The political battle over health-care reform is waged largely with numbers, and few number-crunchers have shaped the debate as much as the Lewin Group, a consulting firm whose research has been widely cited by opponents of a public insurance option.
To Rep. Eric Cantor (Va.), the House Republican whip, it is 'the nonpartisan Lewin Group.' To Republicans on the House Ways and Means Committee, it is an 'independent research firm.' To Sen. Orrin G. Hatch (Utah), the second-ranking Republican on the pivotal Finance Committee, it is 'well known as one of the most nonpartisan groups in the country.'
But how independent is the Lewin group?
Generally left unsaid amid all the citations is that the Lewin Group is wholly owned by UnitedHealth Group, one of the nation's largest insurers.

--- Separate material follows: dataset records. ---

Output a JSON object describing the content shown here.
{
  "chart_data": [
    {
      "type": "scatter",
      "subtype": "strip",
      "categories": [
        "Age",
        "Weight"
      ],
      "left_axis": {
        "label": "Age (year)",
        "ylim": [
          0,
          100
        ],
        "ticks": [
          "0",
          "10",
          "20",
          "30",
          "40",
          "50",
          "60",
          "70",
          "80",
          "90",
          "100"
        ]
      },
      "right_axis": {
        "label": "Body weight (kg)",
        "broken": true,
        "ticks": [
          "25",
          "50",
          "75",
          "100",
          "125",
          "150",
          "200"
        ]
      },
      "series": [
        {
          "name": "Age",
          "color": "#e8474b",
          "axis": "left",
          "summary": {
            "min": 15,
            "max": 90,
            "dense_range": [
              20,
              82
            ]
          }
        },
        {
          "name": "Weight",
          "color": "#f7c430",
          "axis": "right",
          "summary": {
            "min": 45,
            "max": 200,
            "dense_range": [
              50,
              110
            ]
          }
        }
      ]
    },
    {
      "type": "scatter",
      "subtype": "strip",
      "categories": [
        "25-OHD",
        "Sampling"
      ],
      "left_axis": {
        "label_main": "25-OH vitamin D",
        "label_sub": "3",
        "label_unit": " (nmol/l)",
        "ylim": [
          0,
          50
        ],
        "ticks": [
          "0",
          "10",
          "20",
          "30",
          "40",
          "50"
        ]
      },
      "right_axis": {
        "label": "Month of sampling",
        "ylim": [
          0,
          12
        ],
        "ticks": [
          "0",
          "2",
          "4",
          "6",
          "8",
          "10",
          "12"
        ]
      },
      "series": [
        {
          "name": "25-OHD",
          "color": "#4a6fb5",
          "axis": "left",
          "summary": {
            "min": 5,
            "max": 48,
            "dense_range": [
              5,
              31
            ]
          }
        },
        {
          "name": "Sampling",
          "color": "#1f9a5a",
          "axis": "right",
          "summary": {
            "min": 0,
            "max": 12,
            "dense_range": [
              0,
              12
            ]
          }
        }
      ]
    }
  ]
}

More specifically, the Lewin Group is part of Ingenix, a UnitedHealth subsidiary that was accused by the New York attorney general and the American Medical Association of helping insurers shift medical expenses to consumers by distributing skewed data. Ingenix supplied UnitedHealth and other insurers with data that allegedly understated the 'reasonable and customary' doctor fees that insurers use to determine how much they will reimburse consumers for out-of-network care.

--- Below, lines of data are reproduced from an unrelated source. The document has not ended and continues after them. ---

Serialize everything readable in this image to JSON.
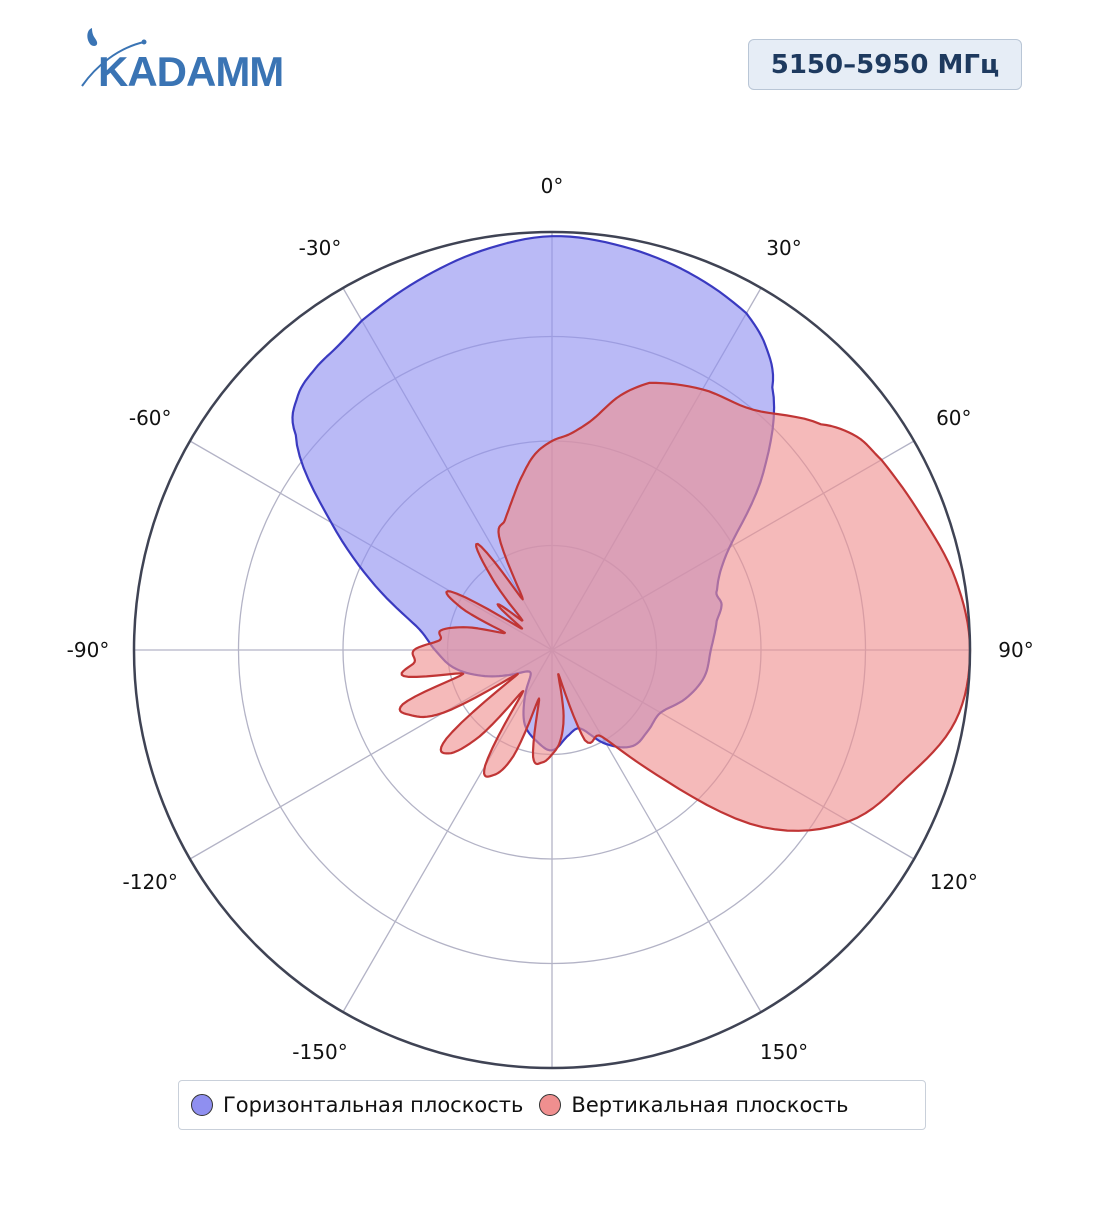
{
  "header": {
    "logo_text": "KADAMM",
    "frequency": "5150–5950 МГц"
  },
  "colors": {
    "horizontal_fill": "#8f8ff0",
    "horizontal_line": "#3a3ac0",
    "vertical_fill": "#ef8f8f",
    "vertical_line": "#c03535",
    "grid": "#b3b3c6",
    "outer_ring": "#3f4354",
    "logo": "#3a74b4"
  },
  "legend": [
    {
      "label": "Горизонтальная плоскость",
      "color": "#8f8ff0"
    },
    {
      "label": "Вертикальная плоскость",
      "color": "#ef8f8f"
    }
  ],
  "chart_data": {
    "type": "polar",
    "angular_direction": "clockwise",
    "zero_at": "top",
    "angular_ticks": [
      0,
      30,
      60,
      90,
      120,
      150,
      180,
      -150,
      -120,
      -90,
      -60,
      -30
    ],
    "angular_tick_labels": [
      "0°",
      "30°",
      "60°",
      "90°",
      "120°",
      "150°",
      "",
      "-150°",
      "-120°",
      "-90°",
      "-60°",
      "-30°"
    ],
    "radial_range": [
      0,
      1
    ],
    "radial_grid": [
      0.25,
      0.5,
      0.75,
      1.0
    ],
    "radial_tick_labels_shown": false,
    "series": [
      {
        "name": "Горизонтальная плоскость",
        "theta": [
          0,
          10,
          20,
          30,
          35,
          40,
          50,
          60,
          70,
          75,
          80,
          90,
          100,
          110,
          120,
          130,
          140,
          150,
          160,
          170,
          180,
          -170,
          -160,
          -150,
          -140,
          -130,
          -120,
          -110,
          -100,
          -90,
          -80,
          -70,
          -60,
          -50,
          -45,
          -40,
          -35,
          -30,
          -20,
          -10
        ],
        "r": [
          0.99,
          0.98,
          0.96,
          0.93,
          0.89,
          0.82,
          0.66,
          0.49,
          0.42,
          0.42,
          0.4,
          0.38,
          0.37,
          0.34,
          0.3,
          0.3,
          0.3,
          0.26,
          0.2,
          0.21,
          0.24,
          0.22,
          0.19,
          0.13,
          0.08,
          0.08,
          0.12,
          0.18,
          0.24,
          0.28,
          0.33,
          0.45,
          0.61,
          0.8,
          0.86,
          0.88,
          0.89,
          0.91,
          0.94,
          0.97
        ]
      },
      {
        "name": "Вертикальная плоскость",
        "theta": [
          0,
          5,
          10,
          15,
          20,
          30,
          40,
          50,
          55,
          60,
          70,
          80,
          90,
          100,
          110,
          120,
          130,
          140,
          150,
          160,
          165,
          170,
          175,
          180,
          -175,
          -170,
          -165,
          -160,
          -155,
          -150,
          -145,
          -140,
          -135,
          -130,
          -125,
          -120,
          -115,
          -110,
          -105,
          -100,
          -95,
          -90,
          -85,
          -80,
          -75,
          -70,
          -65,
          -60,
          -55,
          -50,
          -45,
          -40,
          -35,
          -30,
          -25,
          -20,
          -15,
          -10,
          -5
        ],
        "r": [
          0.5,
          0.52,
          0.56,
          0.63,
          0.68,
          0.72,
          0.75,
          0.84,
          0.89,
          0.91,
          0.94,
          0.98,
          1.0,
          0.98,
          0.9,
          0.82,
          0.66,
          0.39,
          0.24,
          0.23,
          0.06,
          0.16,
          0.22,
          0.25,
          0.27,
          0.26,
          0.12,
          0.27,
          0.33,
          0.32,
          0.12,
          0.27,
          0.35,
          0.33,
          0.1,
          0.3,
          0.37,
          0.38,
          0.22,
          0.36,
          0.33,
          0.33,
          0.27,
          0.27,
          0.21,
          0.12,
          0.24,
          0.28,
          0.09,
          0.17,
          0.1,
          0.22,
          0.31,
          0.14,
          0.3,
          0.33,
          0.37,
          0.42,
          0.47
        ]
      }
    ]
  }
}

In January, UnitedHealth agreed to a $50 million settlement with the New York attorney general and a $350 million settlement with the AMA, covering conduct going back as far as 1994.

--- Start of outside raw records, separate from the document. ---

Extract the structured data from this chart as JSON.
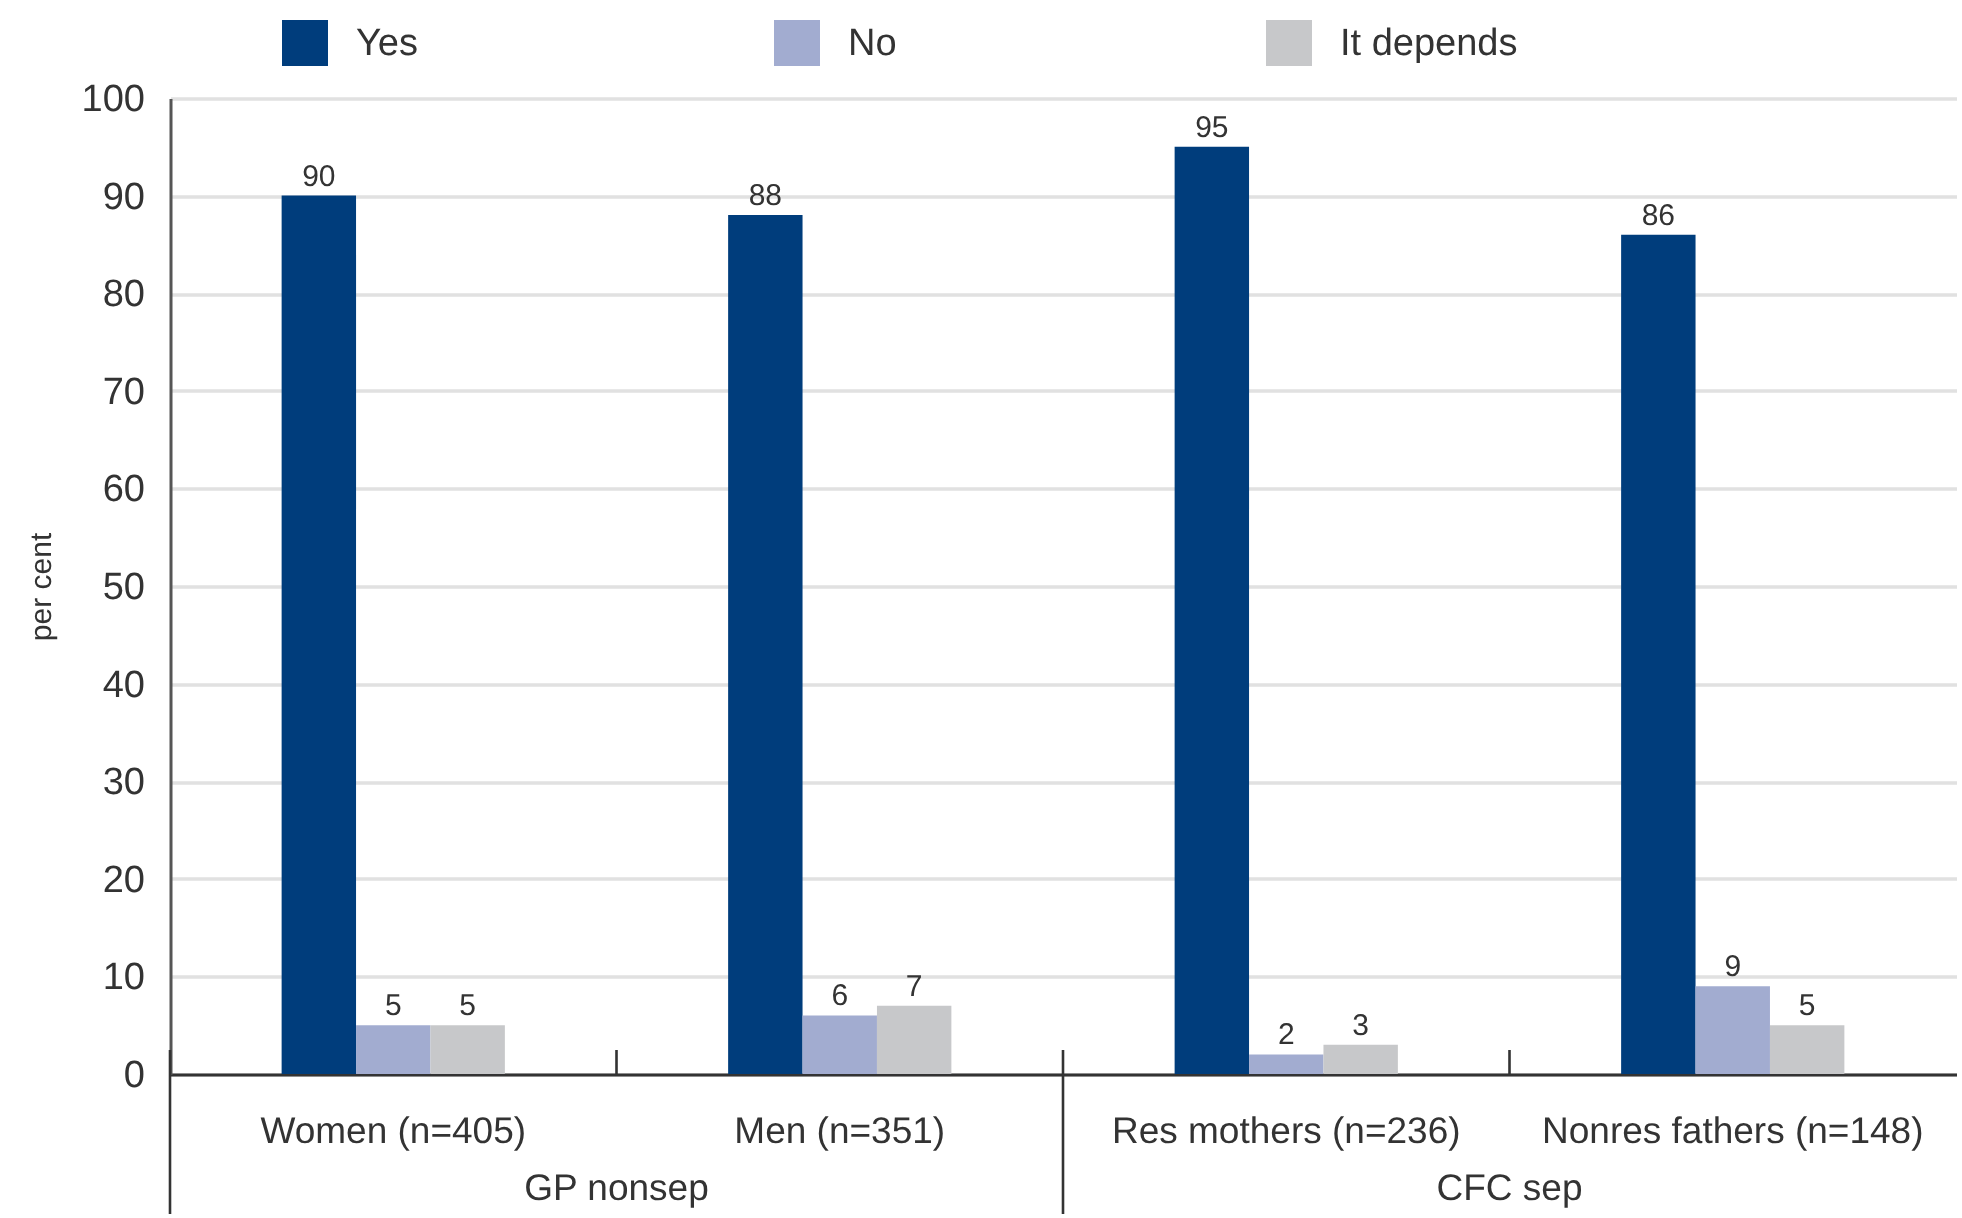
{
  "chart_data": {
    "type": "bar",
    "categories": [
      "Women (n=405)",
      "Men (n=351)",
      "Res mothers (n=236)",
      "Nonres fathers (n=148)"
    ],
    "series": [
      {
        "name": "Yes",
        "color": "#003d7c",
        "values": [
          90,
          88,
          95,
          86
        ]
      },
      {
        "name": "No",
        "color": "#a2acd0",
        "values": [
          5,
          6,
          2,
          9
        ]
      },
      {
        "name": "It depends",
        "color": "#c7c8ca",
        "values": [
          5,
          7,
          3,
          5
        ]
      }
    ],
    "ylabel": "per cent",
    "ylim": [
      0,
      100
    ],
    "yticks": [
      0,
      10,
      20,
      30,
      40,
      50,
      60,
      70,
      80,
      90,
      100
    ],
    "grid": "y",
    "legend": "top",
    "data_labels": true,
    "annotations": [
      "GP nonsep",
      "CFC sep"
    ]
  }
}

Ingenix's chief executive, Andrew Slavitt, said the company's data was never biased, but Ingenix nonetheless agreed to exit that particular line of business. 'The data didn't have the appearance of independence that's necessary for it to be useful,' Slavitt said.
Lewin Group Vice President John Sheils said his firm had nothing to do with the Ingenix reimbursement data. Lewin has gone through 'a terribly difficult adjustment' since it was bought by UnitedHealth in 2007, he said, because the corporate ownership 'does create the appearance of a conflict of interest.'
'It hasn't affected . . . the work we do, and I think people who know me know that I am not a good liar,' Sheils said.
Is it only an appearance of conflict, and how objective is the Lewin Group's work?
Lewin's clients include the government and groups with a variety of perspectives, including the Commonwealth Fund and the Heritage Foundation. A February report by the firm contained information that could be used to argue for a national system known as single-payer, the approach most threatening to insurers, Sheils noted.
But not all of Lewin's reports see the light of day. 'Let's just say, sometimes studies come out that don't show exactly what the client wants to see. And in those instances, they have [the] option to bury the study,' Sheils said.
So, in summary, a group providing ostensibly "independent" data and opinions about an important health care policy debate is actually a subsidiary of a commercial managed care organization/ health care insurance company which clearly has vested interests in certain policy options. While the consulting group apparently struggles to be objective, its top leader reported that is fashions its reports at the behest of its clients, and that clients can "bury" reports that offend them, possibly because they do not serve their vested interests.
It is not surprising that participants in the current, noisy debate about health care reform, like many other health policy debates, have vested interests, and that their positions are likely to promote these interests. However, what should at least be disturbing is how often those with vested interests try to appear to be disinterested and independent. Should we trust "independent" voices that actually are conflicted, or those who cite "independent" views that actually come from interested parties?
By the way, we first posted about the Lewin Group's actual status as an Ingenix, and hence UnitedHealth subsidiary here in January, 2009, and first posted about how its contribution to the current health care reform debate was being touted as independent here in April, 2009. That a news organization with the status of the Washington Post is now picking up this story suggests a little optimism that the anechoic effect might be weakening.